I would be careful not to rely too much on cultural stereotypes and mild forms of racism when analyzing why these students need to sell items in the street. They, like all people, are simply reacting to economic conditions more or less out of their control. I’ve had people tell me the same, while only visiting Cuba once or twice, that Cubans are “naturally” one way or the other…I’m not going to delve into the positive or negative stereotypes people have about Cubans living in Cuba. But, for all of the stereotypes people have about Cuba all of them can be explained by looking at the political and economic situations that force people to behave in a certain way.

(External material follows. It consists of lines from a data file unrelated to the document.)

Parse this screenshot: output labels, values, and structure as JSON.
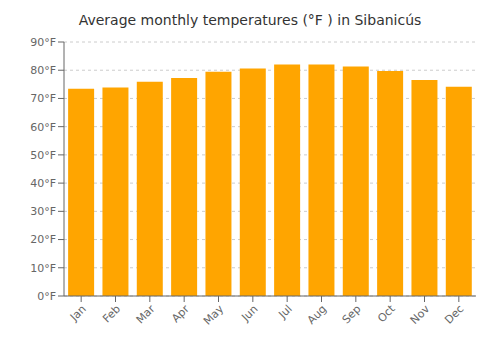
{
  "chart_data": {
    "type": "bar",
    "title": "Average monthly temperatures (°F ) in Sibanicús",
    "categories": [
      "Jan",
      "Feb",
      "Mar",
      "Apr",
      "May",
      "Jun",
      "Jul",
      "Aug",
      "Sep",
      "Oct",
      "Nov",
      "Dec"
    ],
    "values": [
      73.4,
      73.9,
      75.9,
      77.2,
      79.5,
      80.6,
      82.0,
      82.0,
      81.3,
      79.7,
      76.5,
      74.1
    ],
    "color": "#FFA500",
    "ylim": [
      0,
      90
    ],
    "yticks": [
      {
        "value": 0,
        "label": "0°F"
      },
      {
        "value": 10,
        "label": "10°F"
      },
      {
        "value": 20,
        "label": "20°F"
      },
      {
        "value": 30,
        "label": "30°F"
      },
      {
        "value": 40,
        "label": "40°F"
      },
      {
        "value": 50,
        "label": "50°F"
      },
      {
        "value": 60,
        "label": "60°F"
      },
      {
        "value": 70,
        "label": "70°F"
      },
      {
        "value": 80,
        "label": "80°F"
      },
      {
        "value": 90,
        "label": "90°F"
      }
    ],
    "grid": true
  }
}
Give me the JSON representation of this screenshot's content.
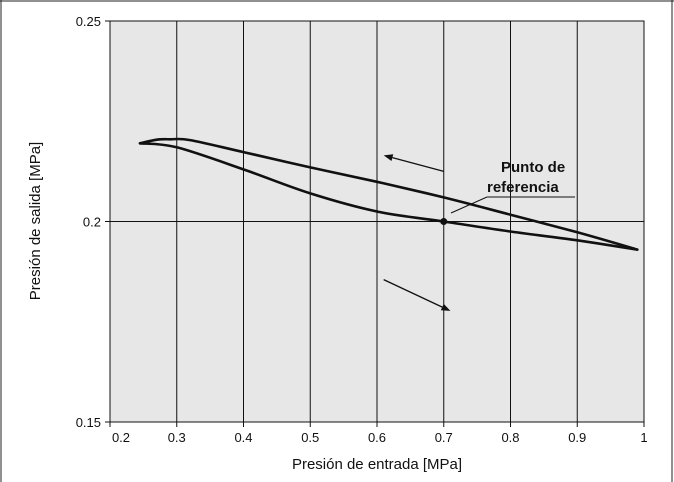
{
  "chart_data": {
    "type": "line",
    "xlabel": "Presión de entrada [MPa]",
    "ylabel": "Presión de salida [MPa]",
    "xlim": [
      0.2,
      1.0
    ],
    "ylim": [
      0.15,
      0.25
    ],
    "grid": true,
    "x_ticks": [
      0.2,
      0.3,
      0.4,
      0.5,
      0.6,
      0.7,
      0.8,
      0.9,
      1.0
    ],
    "x_tick_labels": [
      "0.2",
      "0.3",
      "0.4",
      "0.5",
      "0.6",
      "0.7",
      "0.8",
      "0.9",
      "1"
    ],
    "y_ticks": [
      0.15,
      0.2,
      0.25
    ],
    "y_tick_labels": [
      "0.15",
      "0.2",
      "0.25"
    ],
    "series": [
      {
        "x": [
          0.245,
          0.27,
          0.29,
          0.32,
          0.4,
          0.5,
          0.6,
          0.7,
          0.8,
          0.9,
          0.99
        ],
        "y": [
          0.2195,
          0.2204,
          0.2205,
          0.2203,
          0.2173,
          0.2135,
          0.2099,
          0.206,
          0.2017,
          0.1973,
          0.193
        ]
      },
      {
        "x": [
          0.99,
          0.9,
          0.8,
          0.7,
          0.6,
          0.5,
          0.4,
          0.3,
          0.245
        ],
        "y": [
          0.193,
          0.1953,
          0.1975,
          0.2,
          0.2025,
          0.207,
          0.213,
          0.2185,
          0.2195
        ]
      }
    ],
    "reference_point": {
      "x": 0.7,
      "y": 0.2
    },
    "annotations": {
      "reference_line1": "Punto de",
      "reference_line2": "referencia"
    },
    "arrows": [
      {
        "from": [
          0.7,
          0.2125
        ],
        "to": [
          0.61,
          0.2165
        ]
      },
      {
        "from": [
          0.61,
          0.1855
        ],
        "to": [
          0.71,
          0.1777
        ]
      }
    ]
  }
}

Yes. Why are these girls forced to sell soap in the street to survive. Why are Cubans also forced to do the same. I think its cool that these students became familiar enough with Cuban street culture to be able to pull this off. But your question is a good one. What country sponsors its children abroad only to leave them without enough money to live ?
If you want to see authentic Cuban-Chinese restaurants run by real Cuban-Chinese people you have to come to Manhattan where you can find them very well-thank-you-very-much feeding the masses of Hispanic and not-Hispanic as well. You can fin La Caridad on Broadway and 75th. Havana-Chelsea on 9th Ave. and 18th Street. just to mention two of the must popular. The reason why they are here? They don’t want more social experiments.
Excellent article, Daisy. Thank you.
The true history of the triumph of the PCCh is worth recapping, because it relates to the situation of China today and of the current suggestions that Cuba follow the Chinese path out of the constipation of Soviet-model socialism.
In the late 1930s when Japan invaded the coast of China, journalist Helen Foster Snow–wife of famous journalist Edgar Snow–was horrified that the Japanese were stripping the Chinese factories and sending them equipment to Japan, causing the collapse of the Chinese industrial economy. She had an idea that worker-owned industrial cooperatives should be set up to take this equipment west and resume industrial production. This would help the destitute people and also greatly assist the anti-Japanese war efforts (both the Nationalists and Mao’s forces.
Helen’s New Zealander friend Rewi Alley organized several thousand of such cooperatives, and they were a tremendous success. In addition to supplies coming into China via the Burma Road, the so-called “Gung Ho” (also, Indusco) cooperatives supplied the people’s needs and also the patriotic war efforts.
After WWII ended, the Gung Ho co-ops supplied Mao’s forces. They thus helped the Chinese Revolution to succeed against the Nationalists by 1949.
After coming to power Mao abolished the worker-owned cooperatives and set about trying to build socialism according to the Marxist state-owns-everything formula.
This is all relevant because it is worker-owned cooperatives that have succeeded in the Basque region of Spain, China 1938-1949, Farabidabad, India 1949-52, and in many other places.
If the Cubans will learn the true history of worker cooperatives and their real potential for reform of Cuba’s sputtering Soviet model, the Revolution might be saved and the world might see a model of workable socialism. Cheers.
PS: China has escaped from the constipation of the Marxian model, but it has not gone back to the entrepreneurial socialism of worker-owned cooperatives, as it ought to have done. Cuba hopefully will begin to experiment with Mondrogon-style cooperative corporations and show the Chinese and Vietnamese how real socialism can work.